54

Tanner’s eyes narrowed as she stared hard at something on the page in front of her.

“What was the name of the guy we thought might be a private dick?” she asked.

“Gregory Hewitt,” Hicks said.

“Michael Craig Houston,” Tanner read. “Aka: Michael House, Craig Michaels, Gregory Hewitt.”

Mendez went to an empty section of whiteboard. His adrenaline was pumping. He wrote MICHAEL CRAIG HOUSTON/GREGORY HEWITT in the center of the board. From Houston’s name he drew a line to the left and printed out BALLENCOA, and to the right he put a question mark and LAUREN LAWTON.

“If Houston is Gregory Hewitt, why would he have been watching Ballencoa in San Luis?” Hicks asked. “They know each other. They were in contact while Houston was finishing his stint at the Men’s Colony. Why would he tell the neighbor lady he was a cop?”

“What’s he supposed to say?” Mendez asked. “I’m Roland’s friend from prison? He tells her he’s a cop, she goes away.”

Tanner came up to the board and stood beside him. “So if we follow Houston, Houston knows Ballencoa is moving to Oak Knoll. If we follow the Hewitt thread under our original suspicion that he might be a private investigator, that potentially links him to Lauren.”

She picked up a marker and made a broken line connecting Hewitt and Lawton with Mendez’s question mark in the center.

“Lauren knows Ballencoa is in Oak Knoll because she got the info from Hewitt,” she said. “Ballencoa knows where Lauren lives through his connection to Houston.”

“The con man is playing both sides,” Hicks said.

“But which side is he really on?” Mendez asked. “And how did Lauren connect with him? If she was going to hire a PI, how would she happen to end up with this guy?”

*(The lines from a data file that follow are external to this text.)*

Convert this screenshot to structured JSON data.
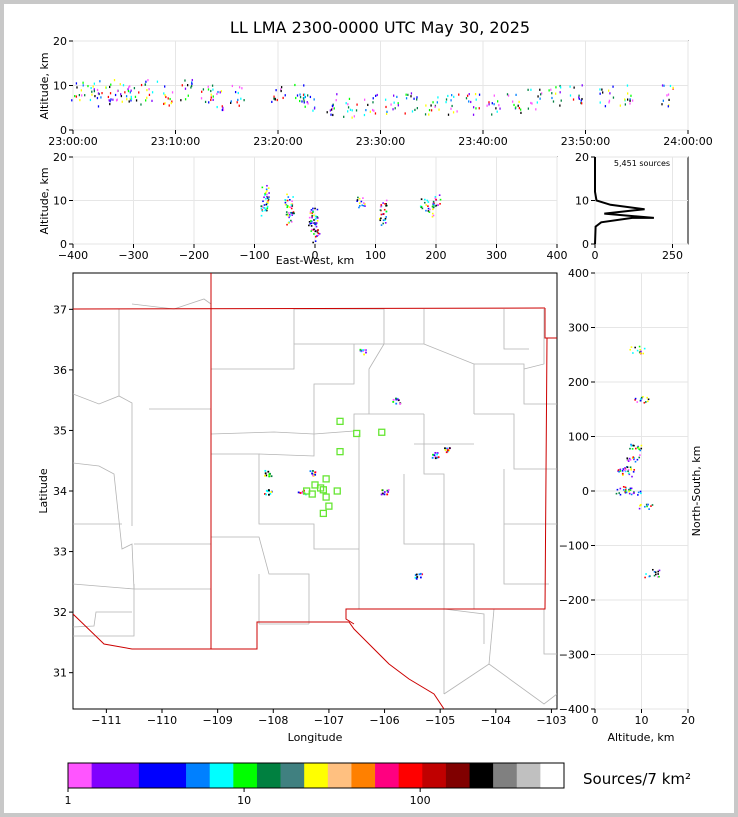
{
  "title": "LL LMA 2300-0000 UTC May 30, 2025",
  "time_panel": {
    "ylabel": "Altitude, km",
    "xticks": [
      "23:00:00",
      "23:10:00",
      "23:20:00",
      "23:30:00",
      "23:40:00",
      "23:50:00",
      "24:00:00"
    ],
    "yticks": [
      "0",
      "10",
      "20"
    ]
  },
  "ew_panel": {
    "ylabel": "Altitude, km",
    "xlabel": "East-West, km",
    "xticks": [
      "−400",
      "−300",
      "−200",
      "−100",
      "0",
      "100",
      "200",
      "300",
      "400"
    ],
    "yticks": [
      "0",
      "10",
      "20"
    ]
  },
  "hist_panel": {
    "count_label": "5,451 sources",
    "xticks": [
      "0",
      "250"
    ],
    "yticks": [
      "0",
      "10",
      "20"
    ]
  },
  "map_panel": {
    "xlabel": "Longitude",
    "ylabel": "Latitude",
    "xticks": [
      "−111",
      "−110",
      "−109",
      "−108",
      "−107",
      "−106",
      "−105",
      "−104",
      "−103"
    ],
    "yticks": [
      "31",
      "32",
      "33",
      "34",
      "35",
      "36",
      "37"
    ]
  },
  "ns_panel": {
    "xlabel": "Altitude, km",
    "ylabel": "North-South, km",
    "xticks": [
      "0",
      "10",
      "20"
    ],
    "yticks": [
      "400",
      "300",
      "200",
      "100",
      "0",
      "−100",
      "−200",
      "−300",
      "−400"
    ]
  },
  "colorbar": {
    "label": "Sources/7 km²",
    "ticks": [
      "1",
      "10",
      "100"
    ],
    "colors": [
      "#ff55ff",
      "#8000ff",
      "#8000ff",
      "#0000ff",
      "#0000ff",
      "#0080ff",
      "#00ffff",
      "#00ff00",
      "#008040",
      "#408080",
      "#ffff00",
      "#ffc080",
      "#ff8000",
      "#ff0080",
      "#ff0000",
      "#c00000",
      "#800000",
      "#000000",
      "#808080",
      "#c0c0c0",
      "#ffffff"
    ]
  },
  "chart_data": [
    {
      "type": "scatter",
      "title": "LL LMA 2300-0000 UTC May 30, 2025",
      "xlabel": "",
      "ylabel": "Altitude, km",
      "xlim": [
        "23:00:00",
        "24:00:00"
      ],
      "ylim": [
        0,
        20
      ],
      "points": [
        {
          "x": "23:00:30",
          "y": 9
        },
        {
          "x": "23:02:00",
          "y": 9
        },
        {
          "x": "23:03:00",
          "y": 8
        },
        {
          "x": "23:04:00",
          "y": 9
        },
        {
          "x": "23:05:00",
          "y": 9
        },
        {
          "x": "23:06:00",
          "y": 8
        },
        {
          "x": "23:07:30",
          "y": 9
        },
        {
          "x": "23:09:00",
          "y": 8
        },
        {
          "x": "23:11:00",
          "y": 9
        },
        {
          "x": "23:13:00",
          "y": 8
        },
        {
          "x": "23:14:00",
          "y": 7
        },
        {
          "x": "23:16:00",
          "y": 8
        },
        {
          "x": "23:20:00",
          "y": 9
        },
        {
          "x": "23:22:00",
          "y": 8
        },
        {
          "x": "23:23:00",
          "y": 6
        },
        {
          "x": "23:25:00",
          "y": 6
        },
        {
          "x": "23:27:00",
          "y": 5
        },
        {
          "x": "23:29:00",
          "y": 6
        },
        {
          "x": "23:31:00",
          "y": 6
        },
        {
          "x": "23:33:00",
          "y": 6
        },
        {
          "x": "23:35:00",
          "y": 6
        },
        {
          "x": "23:37:00",
          "y": 6
        },
        {
          "x": "23:39:00",
          "y": 6
        },
        {
          "x": "23:41:00",
          "y": 6
        },
        {
          "x": "23:43:00",
          "y": 6
        },
        {
          "x": "23:45:00",
          "y": 7
        },
        {
          "x": "23:47:00",
          "y": 8
        },
        {
          "x": "23:49:00",
          "y": 8
        },
        {
          "x": "23:52:00",
          "y": 8
        },
        {
          "x": "23:54:00",
          "y": 8
        },
        {
          "x": "23:58:00",
          "y": 8
        }
      ]
    },
    {
      "type": "scatter",
      "xlabel": "East-West, km",
      "ylabel": "Altitude, km",
      "xlim": [
        -400,
        400
      ],
      "ylim": [
        0,
        20
      ],
      "points": [
        {
          "x": -85,
          "y": 8
        },
        {
          "x": -84,
          "y": 10
        },
        {
          "x": -82,
          "y": 12
        },
        {
          "x": -45,
          "y": 8
        },
        {
          "x": -44,
          "y": 10
        },
        {
          "x": -42,
          "y": 6
        },
        {
          "x": -5,
          "y": 6
        },
        {
          "x": -3,
          "y": 4
        },
        {
          "x": -2,
          "y": 7
        },
        {
          "x": 0,
          "y": 2
        },
        {
          "x": 75,
          "y": 10
        },
        {
          "x": 110,
          "y": 6
        },
        {
          "x": 112,
          "y": 9
        },
        {
          "x": 180,
          "y": 9
        },
        {
          "x": 190,
          "y": 8
        },
        {
          "x": 200,
          "y": 10
        }
      ]
    },
    {
      "type": "line",
      "title": "5,451 sources",
      "xlabel": "",
      "ylabel": "",
      "xlim": [
        0,
        300
      ],
      "ylim": [
        0,
        20
      ],
      "x": [
        0,
        2,
        20,
        120,
        190,
        30,
        160,
        50,
        5,
        0,
        0
      ],
      "y": [
        0,
        4,
        5,
        6,
        6,
        7,
        8,
        9,
        10,
        12,
        20
      ]
    },
    {
      "type": "scatter",
      "xlabel": "Longitude",
      "ylabel": "Latitude",
      "xlim": [
        -111.6,
        -102.9
      ],
      "ylim": [
        30.4,
        37.6
      ],
      "points": [
        {
          "x": -107.3,
          "y": 34.3
        },
        {
          "x": -108.1,
          "y": 34.0
        },
        {
          "x": -107.5,
          "y": 34.0
        },
        {
          "x": -106.0,
          "y": 34.0
        },
        {
          "x": -105.1,
          "y": 34.6
        },
        {
          "x": -104.9,
          "y": 34.7
        },
        {
          "x": -106.4,
          "y": 36.3
        },
        {
          "x": -105.8,
          "y": 35.5
        },
        {
          "x": -105.4,
          "y": 32.6
        },
        {
          "x": -108.1,
          "y": 34.3
        }
      ],
      "stations": [
        {
          "x": -106.8,
          "y": 35.15
        },
        {
          "x": -106.5,
          "y": 34.95
        },
        {
          "x": -106.05,
          "y": 34.97
        },
        {
          "x": -106.8,
          "y": 34.65
        },
        {
          "x": -107.05,
          "y": 34.2
        },
        {
          "x": -107.25,
          "y": 34.1
        },
        {
          "x": -107.4,
          "y": 34.0
        },
        {
          "x": -107.3,
          "y": 33.95
        },
        {
          "x": -107.1,
          "y": 34.02
        },
        {
          "x": -106.85,
          "y": 34.0
        },
        {
          "x": -107.05,
          "y": 33.9
        },
        {
          "x": -107.0,
          "y": 33.75
        },
        {
          "x": -107.1,
          "y": 33.63
        },
        {
          "x": -107.15,
          "y": 34.05
        }
      ]
    },
    {
      "type": "scatter",
      "xlabel": "Altitude, km",
      "ylabel": "North-South, km",
      "xlim": [
        0,
        20
      ],
      "ylim": [
        -400,
        400
      ],
      "points": [
        {
          "x": 6,
          "y": 40
        },
        {
          "x": 7,
          "y": 35
        },
        {
          "x": 9,
          "y": 80
        },
        {
          "x": 8,
          "y": 0
        },
        {
          "x": 6,
          "y": 2
        },
        {
          "x": 9,
          "y": 260
        },
        {
          "x": 10,
          "y": 170
        },
        {
          "x": 12,
          "y": -150
        },
        {
          "x": 8,
          "y": 60
        },
        {
          "x": 11,
          "y": -25
        }
      ]
    }
  ]
}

“He had to go to her,” Tanner said. “That’s the only thing that makes sense. He goes to her and says, ‘Hey, lady, I can help you out with this for a price. I know where Ballencoa is, I know where he’s going . . .’ It’s never been a secret that the Lawtons have money. Maybe he’s angling to somehow get his hands on the fifty grand.”

“Double-crossing his old buddy?” Mendez said.

“Or was it a setup from the get-go?” Hicks asked.

“They couldn’t count on her moving to Oak Knoll to pursue Ballencoa,” Mendez said.

“Maybe they didn’t,” Tanner ventured. “Maybe that was a bonus. If Ballencoa just wanted to screw with her head, and Houston just wanted to con her out of some cash . . .”

“She upped the ante by coming here,” Mendez said.

“And Roland raised by photographing the daughter.”

Mendez stared at the names on the board, nerves curling and uncurling in his belly like a fist. He thought of the broken window in Ballencoa’s back door, and the fact that he hadn’t been able to reach Lauren. He thought of the desperation he’d seen in her eyes and heard in her voice. She needed this to be over. If they were right, she had come here to put an end to it.

“It’s one thing to play a game when all the players know it’s a game,” he said. “It’s not a game to her. She’s dead serious.”